Et cette évolution n’a rien d’une condamnation. La force et la mobilité peuvent s’entretenir, l’expérience permet souvent de mieux gérer son effort et un coureur qui connaît bien son corps possède des qualités qu’il n’avait pas nécessairement vingt ans auparavant. Courir longtemps dans sa vie ne consiste donc probablement pas à essayer de conserver éternellement la foulée de ses 25 ans. Il s’agit plutôt de continuer à donner au corps les moyens de s’adapter intelligemment.

La foulée parfaite existe surtout sur les réseaux sociaux

Il suffit de regarder quelques vidéos de course au ralenti pour finir par se demander si l’on sait encore courir correctement. Position du pied, cadence, inclinaison du buste, mouvement des bras : à écouter certains conseils, il faudrait presque une check-list avant chaque footing. Heureusement, la réalité est beaucoup plus nuancée.

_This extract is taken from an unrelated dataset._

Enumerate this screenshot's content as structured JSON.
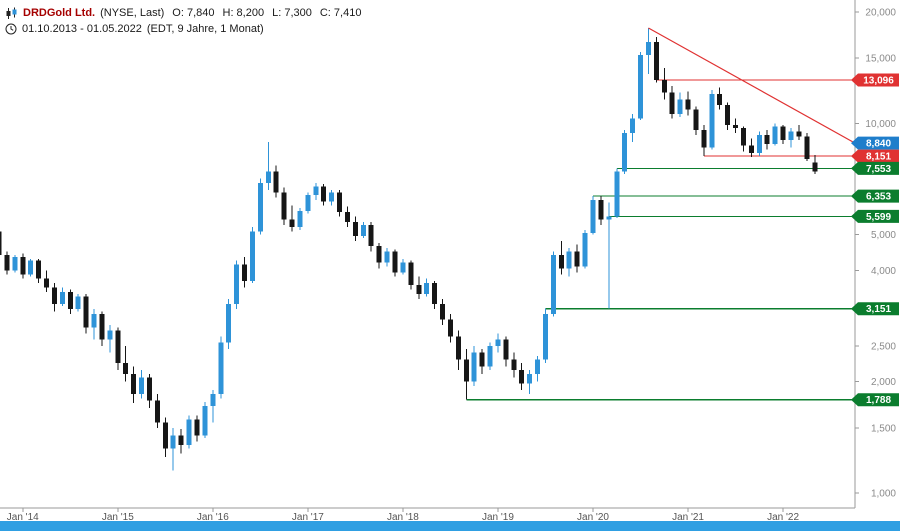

Il existe évidemment des principes biomécaniques intéressants et, dans certaines situations, travailler sa technique peut avoir du sens. Mais il n’existe pas une seule foulée idéale que tous les coureurs devraient reproduire. Nous n’avons ni la même morphologie, ni la même histoire sportive, ni les mêmes capacités, ni les mêmes terrains de jeu. Et la magnifique foulée observée au ralenti sur une vidéo résiste parfois beaucoup moins bien au kilomètre 35 d’un marathon. Une foulée efficace est surtout une foulée adaptée à votre corps, à votre vitesse, à votre terrain et à ce que vous lui demandez.

Ce qu’il faut vraiment retenir

Votre façon de courir n’est pas figée, et c’est plutôt une bonne nouvelle. Elle évolue avec le terrain, la fatigue, votre condition physique, les années et les petits événements du quotidien. Cette capacité à modifier légèrement le mouvement permet justement au corps de continuer à avancer dans des situations très différentes.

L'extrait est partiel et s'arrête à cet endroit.